Possible Duplicate:
What are the vertices of a regular tetrahedron embeded in a sphere of radius R
I was wondering if anyone could provide a 'clear' way of establishing the vertices of a tetrahedron. This is a regular/standard/all faces are congruent tetrahedron.
To make it more generalized, let's say that the center of the object sits at $(0,0,0)$ and the first known vertex sits at $(0,-1, 0)$ giving the sphere that contains the tetrahedron a radius of $1$ unit. A second vertex must sit at $(0, y > 0, z < 0)$.
Furthermore, $(x < 0, y > 0, z > 0)$ and $(x > 0, y > 0, z > 0)$.

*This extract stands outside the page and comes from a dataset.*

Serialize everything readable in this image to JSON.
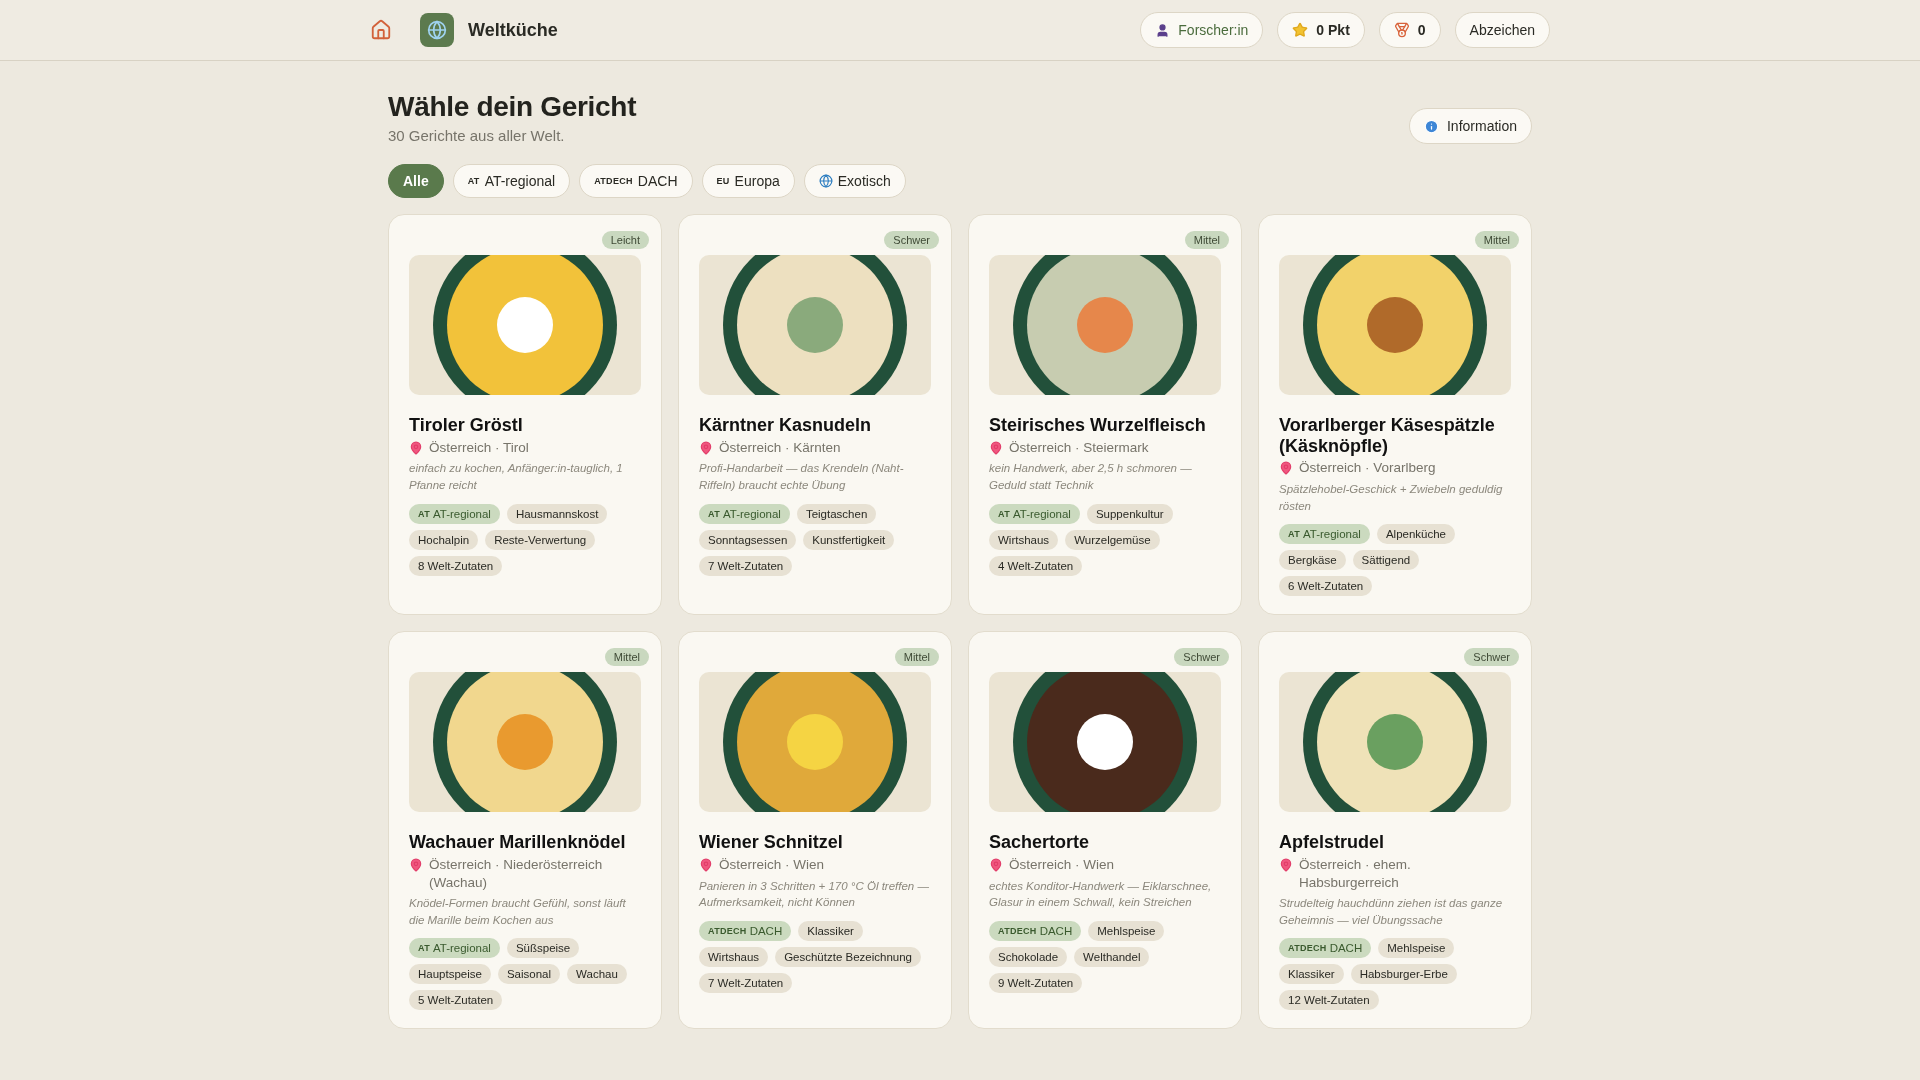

The desired end result is that I could provide any initial coordinate for the vertex and receive the other three vertices in relation to the first.
I figured this was the best route get a solution... --
Correction, in my grasping for straws here, I mentioned 3-Simplex which appears to not be conducive to what I'm trying to learn here. I simply want a clear cut way to represent a REGULAR tetrahedron when one of the vertices is very specific to the sphere that encompasses said tetrahedron. By clear cut I mean... break the tetrahedron into it's separate triangles and multiply by the sin of 180/pi.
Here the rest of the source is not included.